Scraping letters of Delegates to Congress

Overview

Objective

The main objective is to scrape and save raw data from the "Letters of Delegates to Congress (1774-1789)" website hosted by the Library of Congress. This dataset will be used for various analytical purposes.

Workflow

  1. Loading Required Libraries: Begin by loading the necessary R packages to facilitate web scraping and data manipulation.
  2. Scraping the Target Website: Extract URLs and corresponding text data from the Library of Congress website.
  3. Data Cleaning: Process the scraped text to remove unnecessary content and standardize the format.
  4. Matching ID to Text: Organize and structure the text data by linking it with relevant identifiers.
  5. Saving Raw Data: Store the cleaned data into files, either by individual volumes or as a combined dataset for further analysis.

Step-by-Step Guide

1. Loading Required Libraries

To start, load the essential libraries needed for web scraping and data manipulation:

  • rvest: For web scraping.
  • xml2: To parse HTML content.
  • tidyverse: For data wrangling and manipulation.

These libraries enable the scraping of HTML content from the web, parsing the data, and organizing it for further analysis.

2. Scraping the Target Website

The main task here is to scrape the text data from the "Letters of Delegates to Congress" available on the Library of Congress website. The process starts by accessing the base URL and extracting the relevant HTML nodes that contain the URLs to each volume of the letters.

These URLs are then compiled into a list, which will be iterated over to scrape the text data. Each volume contains multiple documents, and the code captures the links to these documents, scrapes the text, and stores it for later use.

3. Data Cleaning

Once the text data has been scraped, it requires cleaning to remove any extraneous content that is not relevant to the analysis. The cleaning process involves:

  • Removing Unwanted Text: Stripping out repeated headers, footers, and navigation text that appear throughout the documents.
  • Filtering Content: Excluding empty rows or rows with irrelevant data (e.g., "Page" headers).
  • Standardizing Format: Ensuring that the remaining text is formatted consistently, which involves removing excess whitespace and duplicate rows.

This cleaned text will then be structured for further analysis.

4. Matching ID to Text

After cleaning, the data is further processed to match each piece of text with its corresponding identifier. This step involves organizing the text by assigning IDs to ensure each entry is correctly associated with its source. The cleaned and structured data will be stored in a tabular format, with the text content linked to its identifier.

This structured format makes it easier to analyze and query the data, ensuring that each letter or document is correctly identified and accessible.

5. Saving Raw Data

Finally, the cleaned and organized data is saved for future use. Depending on your needs, the data can be stored in individual files corresponding to each volume or combined into a single dataset:

  • Individual Volume Files: If you need to analyze or review specific volumes, you can save each volume as a separate file.
  • Combined Dataset: For broader analyses, all volumes can be merged into a single dataset and saved accordingly.
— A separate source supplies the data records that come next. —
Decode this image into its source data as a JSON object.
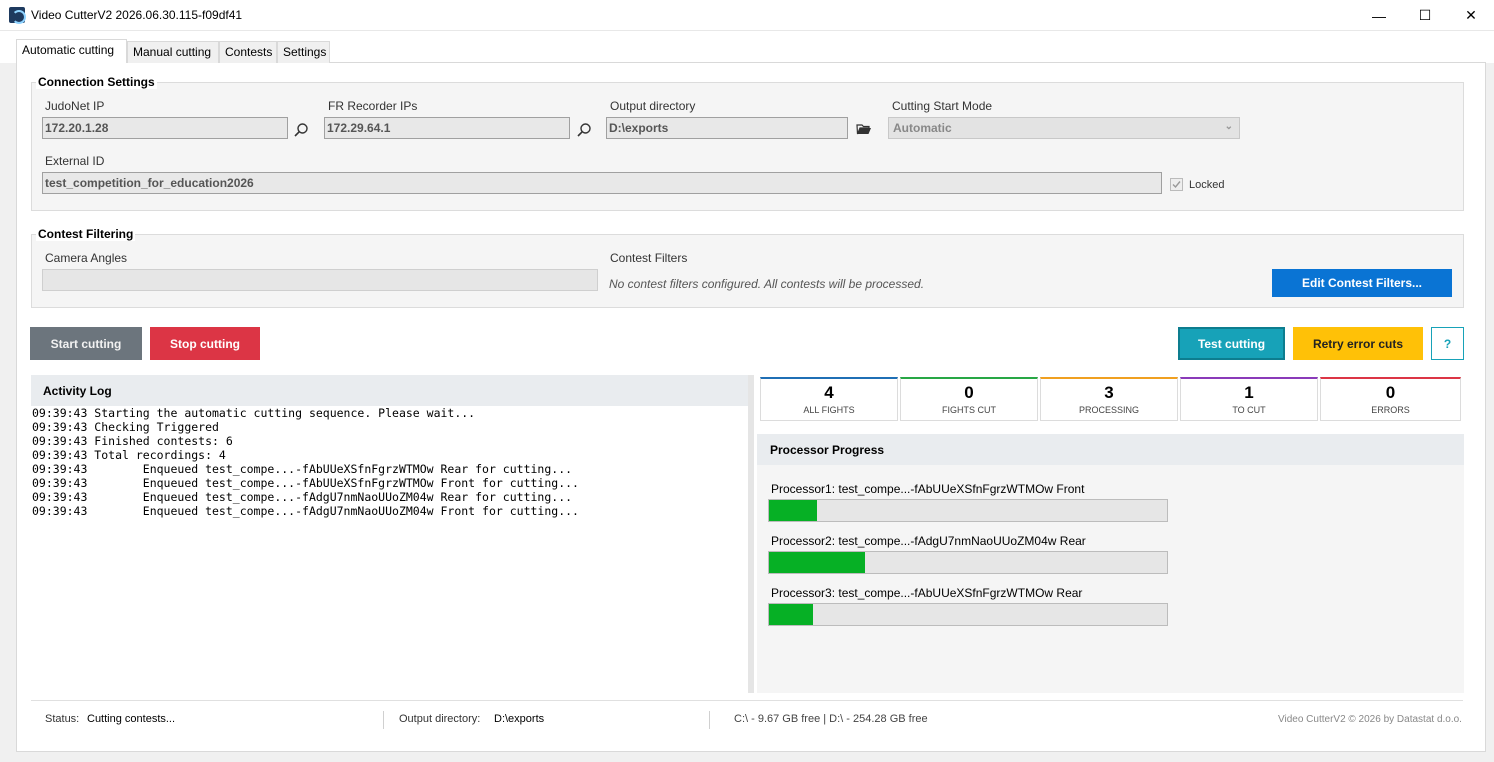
{
  "window": {
    "title": "Video CutterV2 2026.06.30.115-f09df41",
    "minimize": "—",
    "maximize": "☐",
    "close": "✕"
  },
  "tabs": [
    {
      "label": "Automatic cutting"
    },
    {
      "label": "Manual cutting"
    },
    {
      "label": "Contests"
    },
    {
      "label": "Settings"
    }
  ],
  "connection": {
    "title": "Connection Settings",
    "judonet_label": "JudoNet IP",
    "judonet_value": "172.20.1.28",
    "fr_label": "FR Recorder IPs",
    "fr_value": "172.29.64.1",
    "output_label": "Output directory",
    "output_value": "D:\\exports",
    "mode_label": "Cutting Start Mode",
    "mode_value": "Automatic",
    "external_label": "External ID",
    "external_value": "test_competition_for_education2026",
    "locked_label": "Locked"
  },
  "filtering": {
    "title": "Contest Filtering",
    "camera_label": "Camera Angles",
    "camera_value": "",
    "filters_label": "Contest Filters",
    "filters_text": "No contest filters configured. All contests will be processed.",
    "edit_button": "Edit Contest Filters..."
  },
  "actions": {
    "start": "Start cutting",
    "stop": "Stop cutting",
    "test": "Test cutting",
    "retry": "Retry error cuts",
    "help": "?"
  },
  "log": {
    "title": "Activity Log",
    "lines": [
      "09:39:43 Starting the automatic cutting sequence. Please wait...",
      "09:39:43 Checking Triggered",
      "09:39:43 Finished contests: 6",
      "09:39:43 Total recordings: 4",
      "09:39:43        Enqueued test_compe...-fAbUUeXSfnFgrzWTMOw Rear for cutting...",
      "09:39:43        Enqueued test_compe...-fAbUUeXSfnFgrzWTMOw Front for cutting...",
      "09:39:43        Enqueued test_compe...-fAdgU7nmNaoUUoZM04w Rear for cutting...",
      "09:39:43        Enqueued test_compe...-fAdgU7nmNaoUUoZM04w Front for cutting..."
    ]
  },
  "stats": [
    {
      "value": "4",
      "label": "ALL FIGHTS",
      "color": "#1f6fb5"
    },
    {
      "value": "0",
      "label": "FIGHTS CUT",
      "color": "#28a745"
    },
    {
      "value": "3",
      "label": "PROCESSING",
      "color": "#f0a020"
    },
    {
      "value": "1",
      "label": "TO CUT",
      "color": "#8a3ab9"
    },
    {
      "value": "0",
      "label": "ERRORS",
      "color": "#dc3545"
    }
  ],
  "processors": {
    "title": "Processor Progress",
    "items": [
      {
        "label": "Processor1: test_compe...-fAbUUeXSfnFgrzWTMOw Front",
        "progress": 0.12
      },
      {
        "label": "Processor2: test_compe...-fAdgU7nmNaoUUoZM04w Rear",
        "progress": 0.24
      },
      {
        "label": "Processor3: test_compe...-fAbUUeXSfnFgrzWTMOw Rear",
        "progress": 0.11
      }
    ]
  },
  "status": {
    "status_label": "Status:",
    "status_value": "Cutting contests...",
    "output_label": "Output directory:",
    "output_value": "D:\\exports",
    "disk": "C:\\ - 9.67 GB free | D:\\ - 254.28 GB free",
    "copyright": "Video CutterV2 © 2026 by Datastat d.o.o."
  },
  "colors": {
    "start": "#6c757d",
    "stop": "#dc3545",
    "test": "#17a2b8",
    "retry": "#ffc107",
    "edit": "#0a74d4",
    "progress_fill": "#06b025"
  }
}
The data is saved in .rds format, which preserves the structure and content of the data while being efficient in storage. This final step ensures that the raw data is ready for any further analysis you plan to perform.

Conclusion

This process allows you to efficiently scrape, clean, and store a large dataset from the "Letters of Delegates to Congress" collection. By following these steps, you ensure that the data is well-organized, consistent, and ready for complex analyses, such as temporal network analysis or SHiCo analysis.